Pinner's overnight morphing to a power rusher runs similarly to his ascension as a viable NFL playmaker. In his first three seasons with the Wildcats, Pinner had difficulty emerging from the pack as the No. 1 tailback, often splitting time with two or three teammates.

But in his senior season of 2002, Pinner rose from the depths of obscurity to become the SEC Offensive MVP with 1,414 rushing yards (5 yards per carry) -- while leading his team to a respectable 7-5 campaign. In fact, he and quarterback Jared Lorenzen (aka "The Hefty Lefty" or "JLoad") formed the conference's most potent offensive duo that season.

On the heels of his great senior campaign, Pinner encountered a setback during Senior Bowl Week in January 2003, suffering a leg fracture, which most likely hindered his first- or second-round potential in the NFL Draft. The Lions, however, took a flier on the Hopkinsville, Ky. native, selecting him in the fourth round -- with the mindset the 2004 season would be his genuine opportunity to shine as a professional.

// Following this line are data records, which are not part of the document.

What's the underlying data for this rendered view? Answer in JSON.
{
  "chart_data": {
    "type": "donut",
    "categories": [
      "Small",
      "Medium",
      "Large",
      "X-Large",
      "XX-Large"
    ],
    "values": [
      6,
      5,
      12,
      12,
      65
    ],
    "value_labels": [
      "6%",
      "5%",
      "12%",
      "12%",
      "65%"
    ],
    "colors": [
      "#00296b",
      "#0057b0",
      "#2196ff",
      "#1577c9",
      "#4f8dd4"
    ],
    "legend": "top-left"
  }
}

Now fully healthy and possessing the requisite speed and power to compete for the Lions' No. 1 tailback job -- against rookie Kevin Jones and veteran Shawn Bryson -- Pinner is fully prepared for the task at hand.

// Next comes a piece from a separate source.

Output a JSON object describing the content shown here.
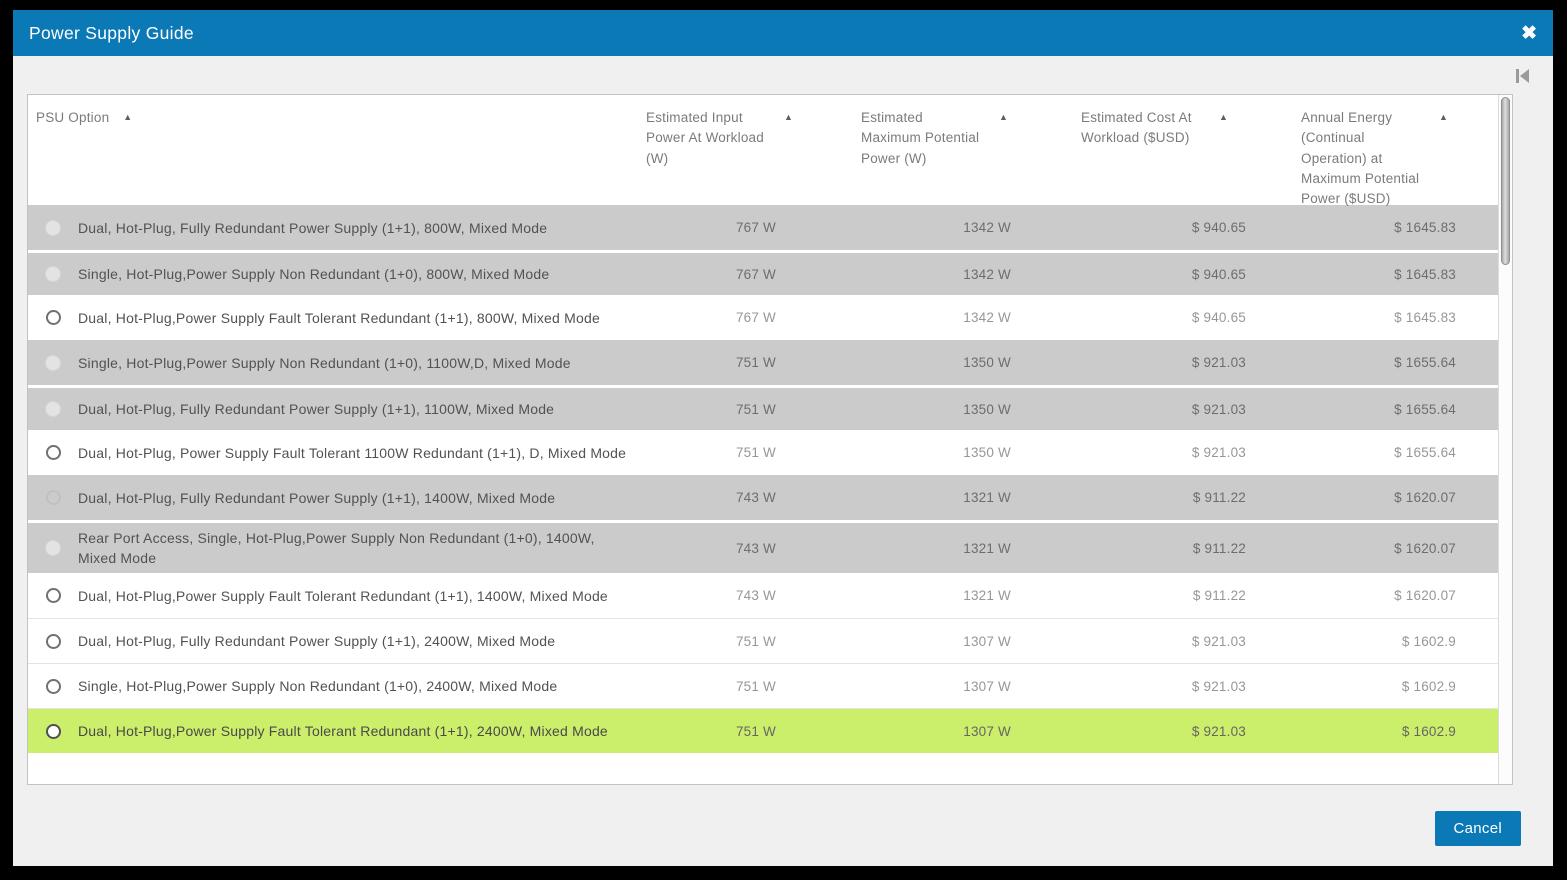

"You have to prepare like you have nothing...as if you're the free-agent guy who's trying to make the team," says Pinner, a self-described "laid-back-happy" guy away from football. "You've got to have that type of mindset; you have to train like you have nothing."

Being a professional athlete affords Pinner many opportunities, especially the chance to enhance his already-impressive collection of remote-control cars. This hobby may be his passion, but Pinner favors simple speed cars to ones of impressive, yet impractical design -- essentially function over form.

"I'm not at the level (of people who obsess) with gas and custom-made stuff (for their cars,)" says Pinner, whose yellow Ford GT remains his most prized remote-control-car possession. "I probably have my share of lemons, but I probably also have the fastest car."

Pinner's speed-power combination in college helped produce the run of his life in 2002. In the Wildcats' 44-22 thumping of Middle Tennessee State, Pinner took a sweep, spun out of two separate gang-tackles near the line of scrimmage, dashed 40 yards to the MTSU 5, lost his shoe and then carried a defender into the end zone for a touchdown.

"That was a good one," says Pinner, with a deadpan expression.

Becoming a Kentucky Wildcat was never a given for young Pinner, whose childhood friends influenced him into cheering for the University of Tennessee. But despite a stellar preps career -- which included 5,829 rushing yards and a stunning 8.3 yards per carry -- Pinner opted for Kentucky bluegrass over Tennessee "Rocky Top."

But even at Kentucky, Pinner had to scratch-and-claw for his share of the limelight.

During his senior season, ESPN visited Lexington for an entire week, chronicling the team's exhaustive preparations for a conference home tilt versus South Carolina. When selecting the storylines surrounding UK football, the cable giant focused on a musically gifted offensive lineman (Antonio Hall) and the team's rotund, quirky quarterback (Lorenzen).

Despite having MVP numbers, Pinner was relegated to part-time status when the documentary aired on television.

"I enjoyed the experience, but the focus was not really on me...more on some of the other guys," says Pinner, whose favorite Ben Stiller movie is "There's Something About Mary." "I was having a great season, but (ESPN) didn't really follow 'The Life of Artose' at the time."

ESPN's lack of foresight in chronicling Pinner was quite a surprise, indeed. Usually, networks move mountains to tell the story of an overnight sensation.